The use of multi-omics data, such as genomic, transcriptomic, and proteomic data, provides insight into the biological factors affecting transplant success. By putting this data together with patient data like age, disease stage, and treatment history, the GNN can learn a complete account of the factors affecting donor–receiver matching. The system mainly focuses on spotting and classifying leukemia early, which is important for improving treatment and patient outcomes. The GNN can find patterns and early leukemia signs by studying relationships between genetic markers, immune responses, and patient features that standard machine learning models may miss. Early finding allows for faster treatment, which can improve the chances of success.

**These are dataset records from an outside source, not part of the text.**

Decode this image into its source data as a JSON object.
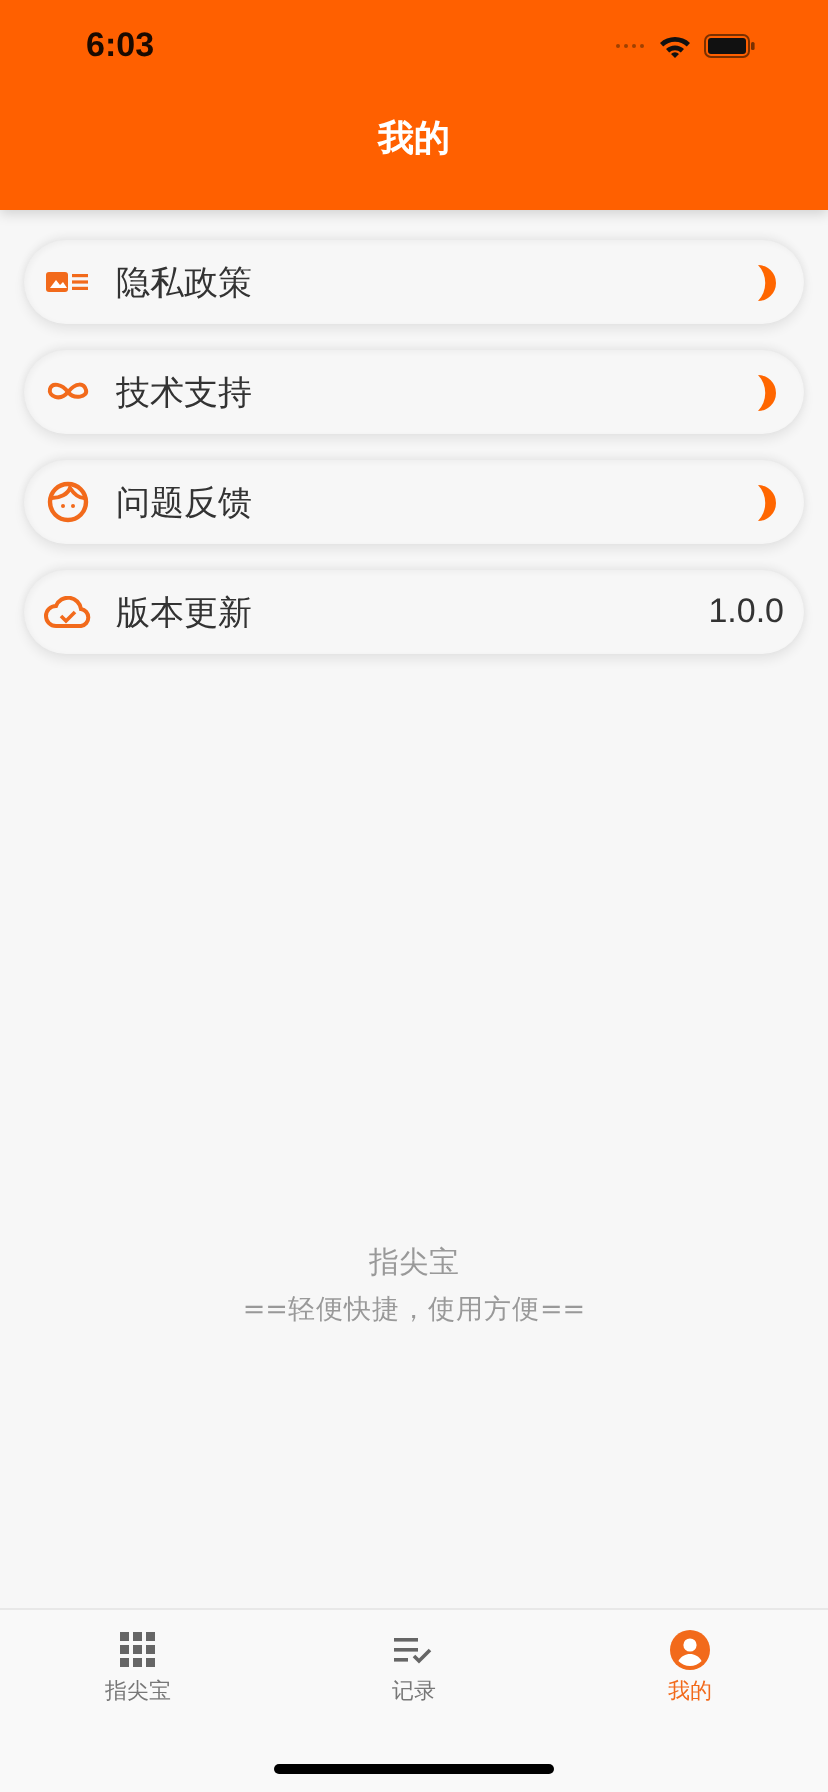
{
  "status_bar": {
    "time": "6:03"
  },
  "header": {
    "title": "我的"
  },
  "menu": [
    {
      "label": "隐私政策",
      "kind": "link"
    },
    {
      "label": "技术支持",
      "kind": "link"
    },
    {
      "label": "问题反馈",
      "kind": "link"
    },
    {
      "label": "版本更新",
      "kind": "value",
      "value": "1.0.0"
    }
  ],
  "footer": {
    "app_name": "指尖宝",
    "slogan": "==轻便快捷，使用方便=="
  },
  "tabs": [
    {
      "label": "指尖宝",
      "selected": false
    },
    {
      "label": "记录",
      "selected": false
    },
    {
      "label": "我的",
      "selected": true
    }
  ]
}
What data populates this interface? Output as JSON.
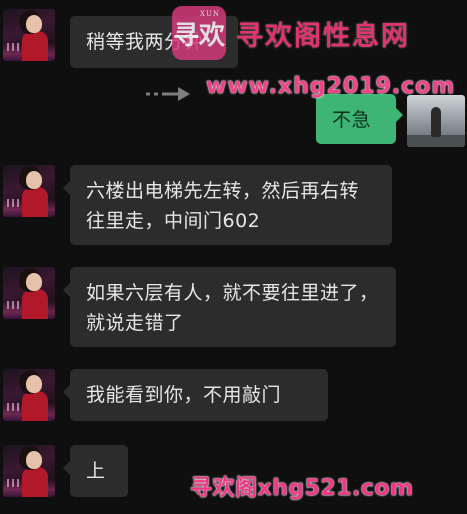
{
  "messages": [
    {
      "side": "left",
      "text": "稍等我两分钟"
    },
    {
      "side": "right",
      "text": "不急"
    },
    {
      "side": "left",
      "text": "六楼出电梯先左转，然后再右转往里走，中间门602"
    },
    {
      "side": "left",
      "text": "如果六层有人，就不要往里进了，就说走错了"
    },
    {
      "side": "left",
      "text": "我能看到你，不用敲门"
    },
    {
      "side": "left",
      "text": "上"
    }
  ],
  "watermark": {
    "logo_char": "寻欢",
    "logo_small": "XUN",
    "title": "寻欢阁性息网",
    "url_top": "www.xhg2019.com",
    "url_bottom": "寻欢阁xhg521.com"
  },
  "colors": {
    "background": "#0f0f0f",
    "bubble_left": "#2c2c2c",
    "bubble_right": "#3eb575",
    "watermark": "#e0336f"
  },
  "icons": [
    "avatar-contact",
    "avatar-self",
    "arrow-right-icon",
    "site-logo"
  ]
}
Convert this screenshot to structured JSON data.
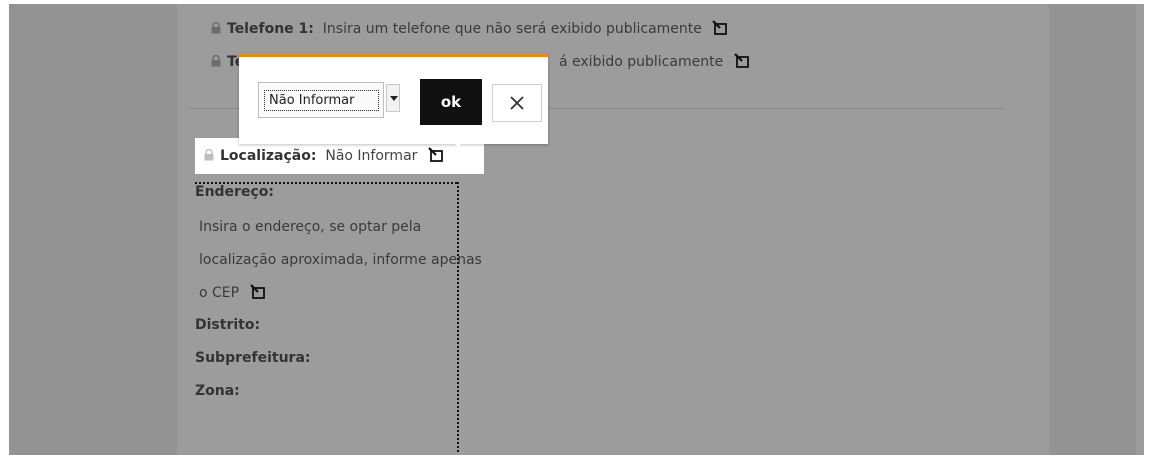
{
  "contact": {
    "phone1_label": "Telefone 1:",
    "phone1_value": "Insira um telefone que não será exibido publicamente",
    "phone2_label_visible": "Te",
    "phone2_value_visible": "á exibido publicamente"
  },
  "location": {
    "label": "Localização:",
    "value": "Não Informar"
  },
  "address": {
    "label": "Endereço:",
    "lines": [
      "Insira o endereço, se optar pela",
      "localização aproximada, informe apenas",
      "o CEP"
    ]
  },
  "fields": {
    "district": "Distrito:",
    "subprefecture": "Subprefeitura:",
    "zone": "Zona:"
  },
  "popup": {
    "selected_option": "Não Informar",
    "ok_label": "ok",
    "accent_color": "#e68a1a"
  },
  "icons": {
    "lock": "lock-icon",
    "edit": "edit-icon",
    "close": "close-icon",
    "dropdown": "chevron-down-icon"
  }
}
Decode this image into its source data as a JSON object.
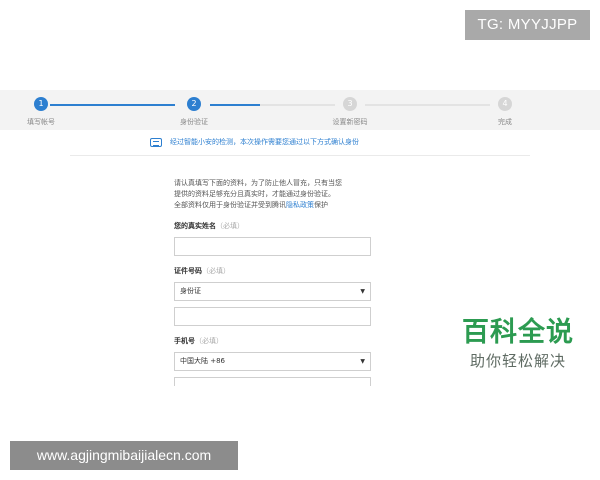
{
  "watermark": {
    "tg": "TG: MYYJJPP",
    "url": "www.agjingmibaijialecn.com"
  },
  "brand": {
    "name": "百科全说",
    "slogan": "助你轻松解决",
    "color": "#2c9b51"
  },
  "steps": [
    {
      "number": "1",
      "label": "填写帐号",
      "state": "done"
    },
    {
      "number": "2",
      "label": "身份验证",
      "state": "current"
    },
    {
      "number": "3",
      "label": "设置新密码",
      "state": "todo"
    },
    {
      "number": "4",
      "label": "完成",
      "state": "todo"
    }
  ],
  "notice": {
    "text": "经过智能小安的检测，本次操作需要您通过以下方式确认身份"
  },
  "form": {
    "intro_line1": "请认真填写下面的资料，为了防止他人冒充，只有当您",
    "intro_line2": "提供的资料足够充分且真实时，才能通过身份验证。",
    "intro_line3": "全部资料仅用于身份验证并受到腾讯",
    "privacy_link": "隐私政策",
    "intro_line3_end": "保护",
    "name_label": "您的真实姓名",
    "required": "（必填）",
    "id_label": "证件号码",
    "id_type_value": "身份证",
    "phone_label": "手机号",
    "phone_region_value": "中国大陆 +86"
  },
  "colors": {
    "accent": "#2d7fd0"
  }
}
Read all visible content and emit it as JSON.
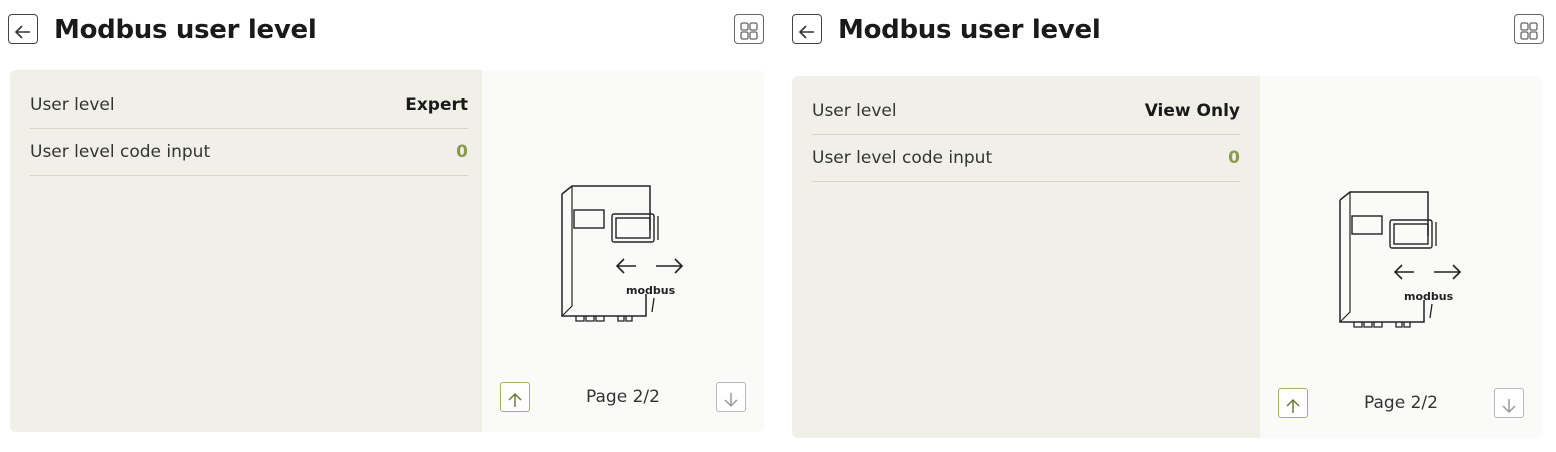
{
  "panels": [
    {
      "title": "Modbus user level",
      "rows": [
        {
          "label": "User level",
          "value": "Expert"
        },
        {
          "label": "User level code input",
          "value": "0"
        }
      ],
      "device_label": "modbus",
      "pager": {
        "text": "Page 2/2"
      }
    },
    {
      "title": "Modbus user level",
      "rows": [
        {
          "label": "User level",
          "value": "View Only"
        },
        {
          "label": "User level code input",
          "value": "0"
        }
      ],
      "device_label": "modbus",
      "pager": {
        "text": "Page 2/2"
      }
    }
  ],
  "icons": {
    "back": "arrow-left-icon",
    "grid": "grid-icon",
    "up": "arrow-up-icon",
    "down": "arrow-down-icon"
  },
  "colors": {
    "card_bg": "#f1f0e8",
    "accent_green": "#8a9a4e",
    "row_divider": "#d5d4c6"
  }
}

The finding accuracy (97.68–99.74%) and sorting accuracy (98.76–99.4%) that the GNN system shows indicate it outperforms standard machine learning models. These results suggest the aptitude of GNNs to draw out complicated data relationships and provide accurate predictions. Besides its predictive ability, the GNN system allows for clinical interpretation, which is critical for doctors to trust and use the model’s results. The network can show the factors affecting its predictions by studying the graph structure and the importance of different features. Thus, doctors can gain insight into the reasons behind the model’s predictions, helping them make better treatment decisions.
Figure 11 shows that the left panel (Detected) provides insight into the development and predictability of a potential compatible donor for early leukemia detection, which is highly accurate with minimal false negatives. In the right panel (Classified), the model clearly classifies leukemia status and differentiates between true positive and negative outcomes. These results validate the robustness and scalability of the model in terms of compatibility and the clinical information used to make accurate predictions.